Impresionantes fuentes. ¿Tienes localizadas más fuentes medievales de esas?

----------

## cameta

A ver si consigues que el ebuild no entre   :Shocked:  en todos los mirrors de gentoo buscando el fichero y directamente vaya a donde esta, no como ahora que es lo último que mira.   :Shocked:   :Shocked: 

----------

## pcmaster

 *cameta wrote:*   

> A ver si consigues que el ebuild no entre   en todos los mirrors de gentoo buscando el fichero y directamente vaya a donde esta, no como ahora que es lo último que mira.   

 

Hecho. Sólo hacía falta añadir el RESTRICT="mirror". No me había dado cuenta porque ya tenía los archivos en el directorio distfiles y por lo tanto no los bajaba.

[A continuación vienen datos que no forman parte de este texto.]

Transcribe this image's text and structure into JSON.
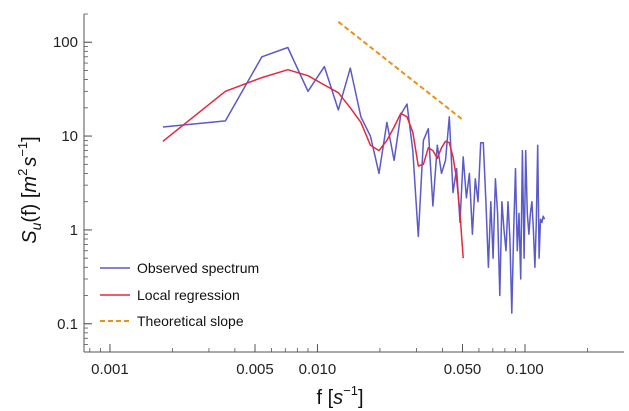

No conozco más fuentes de estas, pero si encuentras alguna me lo dices e intento hacer el ebuild.

---Edito---

Buscando en Google he encontrado esta página: https://www.dafont.com/es/ pero hay demasiadas para hacer un ebuild.  :Wink: 

----------

## cameta

https://www.1001freefonts.com/es/

Otra buena página de estas.

----------

## cameta

https://rymaneco.co.uk/

Tipografia RYMAN, permite ahorrar un 30 % de tinta (que no es precisamente barata)

----------